Obviously aware of the increasing skepticism about pharma funding of physician education, Stahl addresses the issue head on: “ Although supported by Pharma and not CME (a new company Sunovion with a drug in the pipeline is the sponsor), there is no mention of any product here, just information on disease state, what I think is a very a cool update (understandable) on genomics, neuroimaging and the prodrome related to schizophrenia, and illustrated after the first didactic lecture with two cases taken from my practice.”
While I applaud Stahl’s transparency, I think he misunderstands the problem with pharma-funded programs. Their deficiency has nothing to do with the fact that they mention their drug, or any other drug. Why would a busy psychiatrist attend a half-day program on antipsychotics in which “there is no mention of any product”? In fact, we want to hear plenty about products. We look to experts like Stahl (and others on this tour, such as Leslie Citrome, Henry Nasrallah, Andrew Cutler, and Steve Potkin) to help us navigate the increasingly confusing terrain of antipsychotics.
We want them to talk about products, and we want specific recommendations. What is their first choice of antipsychotics and why? What are their second and third choices? What do they think about the increasing popularity of conventional antipsychotics? In their heart of hearts, do they really think that Lurasidone is worth choosing over its competitors? Shouldn’t we be hesitant to try me-too medications, when others of equal efficacy have long track records and clinical experience?

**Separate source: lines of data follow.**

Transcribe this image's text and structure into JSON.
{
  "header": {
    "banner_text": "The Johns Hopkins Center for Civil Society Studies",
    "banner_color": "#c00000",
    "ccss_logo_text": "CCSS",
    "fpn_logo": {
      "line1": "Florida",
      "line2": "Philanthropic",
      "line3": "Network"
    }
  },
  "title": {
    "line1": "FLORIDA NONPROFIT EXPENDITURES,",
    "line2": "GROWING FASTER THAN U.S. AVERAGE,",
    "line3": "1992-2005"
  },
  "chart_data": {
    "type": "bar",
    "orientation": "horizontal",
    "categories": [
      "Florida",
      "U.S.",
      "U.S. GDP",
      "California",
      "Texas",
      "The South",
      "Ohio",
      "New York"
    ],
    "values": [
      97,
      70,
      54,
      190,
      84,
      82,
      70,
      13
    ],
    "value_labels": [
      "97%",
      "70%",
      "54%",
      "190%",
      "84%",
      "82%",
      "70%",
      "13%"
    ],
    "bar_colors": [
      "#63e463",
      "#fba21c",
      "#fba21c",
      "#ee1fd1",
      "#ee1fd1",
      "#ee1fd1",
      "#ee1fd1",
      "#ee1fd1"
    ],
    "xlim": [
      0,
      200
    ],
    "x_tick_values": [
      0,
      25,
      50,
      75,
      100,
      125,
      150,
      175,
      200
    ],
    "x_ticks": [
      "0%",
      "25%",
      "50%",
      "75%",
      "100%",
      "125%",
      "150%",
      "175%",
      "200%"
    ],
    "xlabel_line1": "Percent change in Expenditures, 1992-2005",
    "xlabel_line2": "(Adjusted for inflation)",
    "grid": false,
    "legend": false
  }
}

I predict that none of these experts will address these painfully obvious questions. Because if they did, they might let it slip that risperidone is their drug of choice. Or Abilify. Or Trilafon. Or Some Other Drug That Is Not Lurasidone.
Instead, audience members will hear about purely hypothetical mechanisms of action, many of which will be presented in such a way that Lurasidone will appear to have a "potential" advantage over its competitors.

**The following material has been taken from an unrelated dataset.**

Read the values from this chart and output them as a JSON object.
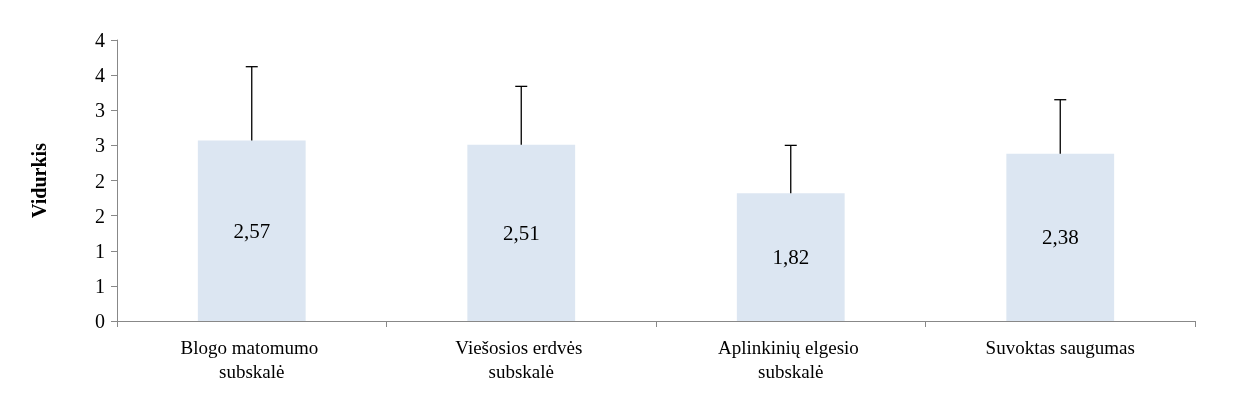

This, after all, is the marketing strategy that Stahl has pioneered. Keep the audience mesmerized with colorful cartoons of fancy mechanisms of action that have no proven connection to the drug’s clinical action. Then say that because of these mechanisms of action, the sponsored drug “might” or “should” or “could potentially” or “will theoretically” be the best thing since Fridays.
Yesterday, Stahl’s CME company, NEI, sent me a free booklet, “Psychosis and Schizophrenia: Thinking It Through.” Like his road show, this book is funded by Sunovion, and it contains a coyly phrased endorsement of Lurasidone that is vintage Stahl: “Actions at 5HT7 and 5HT1A receptors suggest potential antidepressant and pro-cognitive actions, but this requires confirmation in clinical trials and real world clinical experience” (page 43).
Sorry for the poor review, Steve. But as Randy Jackson says on American Idol, “I’m just tryin’ to keep it real, dog.”